我希望在调用 Get 方法后,i 不是 nil。如何将 i 作为引用传递给 Get 方法?

英文:

How to pass an interface by reference and let the method fill it for me? Something like this:

var i CustomInterface
Get("title" , ref i)
i.SomeOperationWithoutTypeAssertion() //i is nil here(my problem)

func Get(title string, iRef ref interface{}){
     iRef = new(ATypeWhichImplementsTheUnderlyingInterface)
}

I want i not to be nil after calling the Get method. How to pass i as reference to the Get method?

答案1

得分: 3

Go语言没有像C++等语言中的透明引用参数的概念,所以你所问的是不可能的:你的Get函数接收的是接口变量的副本,所以不会更新调用范围内的变量。

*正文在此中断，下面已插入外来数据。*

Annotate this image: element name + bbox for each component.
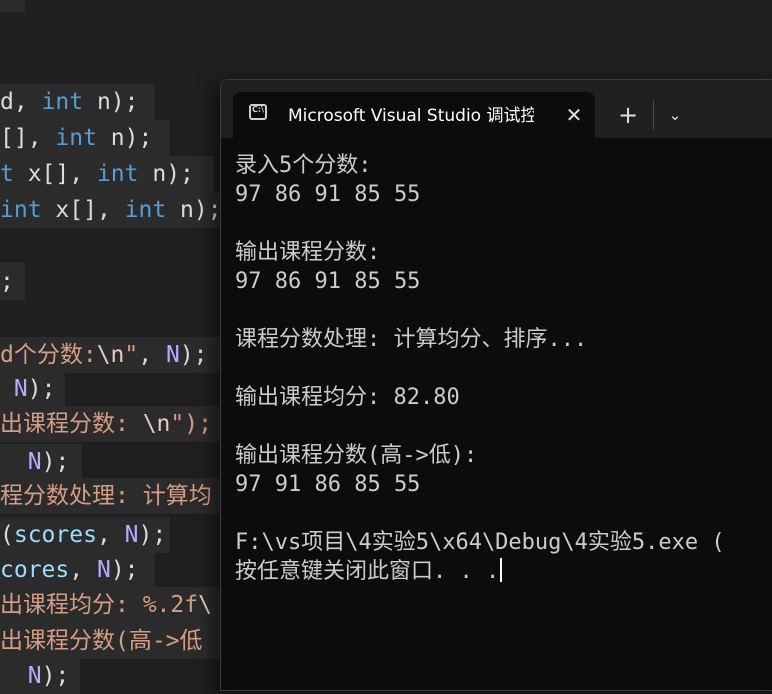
console-line: 97 91 86 85 55 xyxy=(235,472,421,497)
new-tab-button[interactable]: + xyxy=(613,102,643,128)
code-line: 出课程分数(高->低 xyxy=(0,623,222,659)
code-line: (scores, N); xyxy=(0,517,170,553)
code-line: N); xyxy=(0,658,80,694)
chevron-down-icon[interactable]: ⌄ xyxy=(663,102,687,128)
tab-bar: Microsoft Visual Studio 调试控制台 ✕ + ⌄ xyxy=(221,80,772,138)
editor-highlight xyxy=(0,0,25,12)
debug-console-window[interactable]: Microsoft Visual Studio 调试控制台 ✕ + ⌄ 录入5个… xyxy=(220,79,772,691)
code-line: 出课程均分: %.2f\ xyxy=(0,587,222,623)
console-icon xyxy=(249,104,267,120)
divider xyxy=(653,100,654,130)
close-icon[interactable]: ✕ xyxy=(561,102,587,128)
code-line: N); xyxy=(0,444,82,480)
tab-title: Microsoft Visual Studio 调试控制台 xyxy=(288,106,534,126)
code-line: d, int n); xyxy=(0,84,155,120)
tab-debug-console[interactable]: Microsoft Visual Studio 调试控制台 ✕ xyxy=(233,92,595,138)
text-cursor xyxy=(500,558,503,582)
code-line: ; xyxy=(0,269,14,295)
console-line: 输出课程分数(高->低): xyxy=(235,443,478,468)
code-line: 出课程分数: \n"); xyxy=(0,406,222,442)
code-line: d个分数:\n", N); xyxy=(0,337,222,373)
code-line: int x[], int n); xyxy=(0,192,222,228)
console-line: 课程分数处理: 计算均分、排序... xyxy=(235,327,588,352)
code-line: 程分数处理: 计算均 xyxy=(0,478,222,514)
console-line: F:\vs项目\4实验5\x64\Debug\4实验5.exe ( xyxy=(235,530,725,555)
code-line: [], int n); xyxy=(0,120,170,156)
console-line: 输出课程分数: xyxy=(235,240,381,265)
console-line: 录入5个分数: xyxy=(235,153,372,178)
console-line: 按任意键关闭此窗口. . . xyxy=(235,559,500,584)
code-line: N); xyxy=(0,371,65,407)
console-line: 97 86 91 85 55 xyxy=(235,182,421,207)
console-line: 输出课程均分: 82.80 xyxy=(235,385,460,410)
code-line: t x[], int n); xyxy=(0,156,214,192)
console-output[interactable]: 录入5个分数: 97 86 91 85 55 输出课程分数: 97 86 91 … xyxy=(235,151,772,586)
code-line: cores, N); xyxy=(0,552,155,588)
console-prompt-line: 按任意键关闭此窗口. . . xyxy=(235,557,772,586)
console-line: 97 86 91 85 55 xyxy=(235,269,421,294)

如果你确实希望函数能够更新传递的参数,那么必须将其作为指针传递(即调用为Get("title", &i))。没有语法来指定参数应该是任意类型的指针,但是所有指针都可以存储在interface{}中,因此该类型可以用于参数。然后,你可以使用type assertion / switchreflect来确定你所获得的类型。你需要依赖运行时错误或恐慌来捕获参数的错误类型。

例如:

func Get(title string, out interface{}) {
    ...
    switch p := out.(type) {
    case *int:
        *p = 42
    case *string:
        *p = "Hello world"
    ...
    default:
        panic("Unexpected type")
    }
}
英文:

Go doesn't have the concept of transparent reference arguments as found in languages like C++, so what you are asking is not possible: Your Get function receives a copy of the interface variable, so won't be updating variable in the calling scope.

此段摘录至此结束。